Gabrielle "Coco" Chanel. A fashion icon and the designer behind one of the world's most celebrated fashion houses. Her name alone conjures up the definition of style and the standard with which many measure outstanding elegance. Today, a retrospective pays homage to the woman who built the house of Chanel, which still stands strong today and continues to set the bar for many contemporaries.
Palais Galliera, Paris's fashion museum, is putting on a fashion show like no other. Gabrielle Chanel, Manifeste de Mode, is an art exhibition that celebrates the mother of fashion, with her early nautical designs to her little black dresses that are to this day used as a blueprint to many couture collections being showcased. The house's iconic perfume, Chanel Nº5, has a room dedicated to its many faces with Marilyn Monroe's voice on a loop overheard famously declaring that it is the only thing she wears to bed, while a wall showcases Chanel's classic 2.55 bag.

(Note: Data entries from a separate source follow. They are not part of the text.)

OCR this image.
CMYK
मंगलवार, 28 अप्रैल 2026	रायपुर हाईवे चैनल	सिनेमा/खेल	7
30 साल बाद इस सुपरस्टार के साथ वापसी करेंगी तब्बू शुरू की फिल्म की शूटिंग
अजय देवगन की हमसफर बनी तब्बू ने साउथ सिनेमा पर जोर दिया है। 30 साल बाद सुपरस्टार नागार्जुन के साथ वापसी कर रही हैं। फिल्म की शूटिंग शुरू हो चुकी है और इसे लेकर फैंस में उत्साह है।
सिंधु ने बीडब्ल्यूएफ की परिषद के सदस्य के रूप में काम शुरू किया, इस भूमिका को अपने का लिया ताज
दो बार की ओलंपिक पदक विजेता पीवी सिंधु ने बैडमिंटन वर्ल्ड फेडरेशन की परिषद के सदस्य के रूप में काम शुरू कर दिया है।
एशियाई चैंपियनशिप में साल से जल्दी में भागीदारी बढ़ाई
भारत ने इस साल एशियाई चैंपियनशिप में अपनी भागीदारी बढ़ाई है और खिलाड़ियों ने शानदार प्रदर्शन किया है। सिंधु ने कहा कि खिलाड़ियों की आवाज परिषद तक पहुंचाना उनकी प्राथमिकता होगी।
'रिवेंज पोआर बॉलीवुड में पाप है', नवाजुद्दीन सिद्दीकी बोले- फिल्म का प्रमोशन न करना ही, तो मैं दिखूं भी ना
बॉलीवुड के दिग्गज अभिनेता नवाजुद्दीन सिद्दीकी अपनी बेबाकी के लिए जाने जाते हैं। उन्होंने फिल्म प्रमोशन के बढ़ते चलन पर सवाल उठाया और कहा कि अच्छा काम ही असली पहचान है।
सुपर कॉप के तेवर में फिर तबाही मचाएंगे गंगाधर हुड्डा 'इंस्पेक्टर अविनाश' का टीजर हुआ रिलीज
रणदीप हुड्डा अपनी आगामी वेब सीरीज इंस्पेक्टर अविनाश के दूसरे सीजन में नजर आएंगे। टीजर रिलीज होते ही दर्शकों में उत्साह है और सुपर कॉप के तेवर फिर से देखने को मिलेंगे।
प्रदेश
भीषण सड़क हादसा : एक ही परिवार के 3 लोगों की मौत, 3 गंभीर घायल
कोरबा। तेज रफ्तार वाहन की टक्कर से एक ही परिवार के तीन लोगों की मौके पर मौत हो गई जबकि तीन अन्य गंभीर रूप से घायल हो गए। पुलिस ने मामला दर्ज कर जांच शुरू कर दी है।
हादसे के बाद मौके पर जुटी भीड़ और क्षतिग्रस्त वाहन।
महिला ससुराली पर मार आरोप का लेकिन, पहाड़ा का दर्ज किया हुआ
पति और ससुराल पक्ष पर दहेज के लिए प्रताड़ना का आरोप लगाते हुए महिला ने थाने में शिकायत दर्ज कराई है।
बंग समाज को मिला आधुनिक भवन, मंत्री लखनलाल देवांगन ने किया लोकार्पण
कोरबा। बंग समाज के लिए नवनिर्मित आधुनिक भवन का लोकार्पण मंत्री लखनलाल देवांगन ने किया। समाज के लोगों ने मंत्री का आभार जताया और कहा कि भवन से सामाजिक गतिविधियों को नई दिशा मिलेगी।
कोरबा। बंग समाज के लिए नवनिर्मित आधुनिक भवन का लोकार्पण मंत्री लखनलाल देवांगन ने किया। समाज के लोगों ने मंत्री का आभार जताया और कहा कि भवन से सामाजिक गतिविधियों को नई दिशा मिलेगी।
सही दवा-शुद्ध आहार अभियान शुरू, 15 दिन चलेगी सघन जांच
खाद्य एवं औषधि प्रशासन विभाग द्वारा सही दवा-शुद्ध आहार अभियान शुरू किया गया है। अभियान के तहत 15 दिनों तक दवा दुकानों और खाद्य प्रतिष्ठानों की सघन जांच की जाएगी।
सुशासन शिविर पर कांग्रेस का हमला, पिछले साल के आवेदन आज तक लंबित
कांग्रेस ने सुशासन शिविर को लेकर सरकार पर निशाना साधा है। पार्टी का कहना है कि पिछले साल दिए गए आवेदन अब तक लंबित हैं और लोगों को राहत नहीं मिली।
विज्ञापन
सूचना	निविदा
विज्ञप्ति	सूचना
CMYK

This exhibition is a celebration of a woman who not only changed fashion during her time but who continues to influence it now, ironically disproving the designer herself who once declared, "Working, creating incessantly, always inventing, doing, in a few words, our craft that has nothing to do with eternity."
From her famous tweed suits to extravagant costume jewellery, this retrospective is at once a voyage back in fashion history as well as a walk through styles and designs that clearly influence today's trends. The exhibited dresses are breathtaking in not only the care in detail paid to their creations but also how timeless they really are. The show starts with Chanel's Roaring Twenties designs taking the audience back to drop waist dresses and flapper dresses before sailing through her seaside chic collections and all the way to her spring/summer 1971 collection, her last.
The designer who prided herself on "making the dresses of dreams before cutting, trimming and removing, never adding" approached jewellery design quite differently though, and the museum has dedicated a space to her bejewelled creations, with the retrospective putting a spotlight on the pieces that adapted to and complemented Chanel's dresses while remaining a source of "amusement" as the designer always intended.
The retrospective is playing out until the 18th of July, 2021 and for any fashion historians and aficionados, there is arguably no better or a more fitting way to experience the fashion capital than taking in an exhibit at the fashion museum honouring France's most iconic designer.